If the AP says the sun rose in the east, better look out the window and check for yourself.
Would someone explain this?
What a crazy statement. They are not America.
That's the greatest fallacy of the argument. Illegal immigrants (wetbacks for the politically incorrect) do not pay income tax. They can't.
You're asking for an explanation of what a child said? C'mon. We can't even fathom the mindsets of many adults. What the great majority of kids think about local, national and international issues should be seen as irrevalant.
>>You can't have it both ways, either some do or do not work with a stolen SS#. The ones who do are in fact paying taxes because their employers are withholding them.<<
Did you notice that there are options on the W-4 form so that you can claim 12 dependents, so that no money will be withheld for income tax? If you steal a SS# every year (or use a new bogus one) you will not pay any withholding for income tax.
I don't know if there is a way for a wage earner to prevent employers from withholding SS and Medicare, but unless they expect to collect Social Security and Medicare some day, they do not have to pay income tax.
Suppose you were a general contractor and you hired a subcontractor, say for home or building construction.
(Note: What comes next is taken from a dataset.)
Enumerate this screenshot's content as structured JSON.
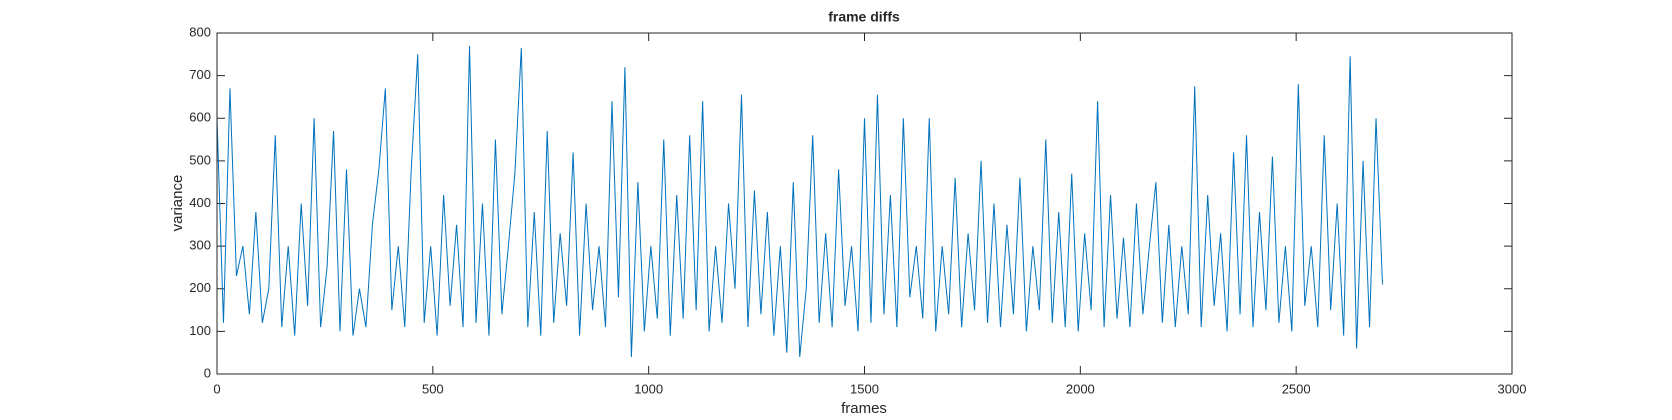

Do you have to verify that all employees of the subcontractor have a SS#?
Well I guess there is always the appeal.
When I was growing up in West Texas it was roughly 25% Meskins,10% (or less)blacks (or African-Americans,Negroes whatever's the "soup de jour"). Today it's over 65% meskin. The homeplace (where my mom lives) now has a "pit" for fighting dogs or chickens and a flourishing cocaine trade next door. I feel for the people of Hazleton but as we've known in Texas for a long time "it's a done deal".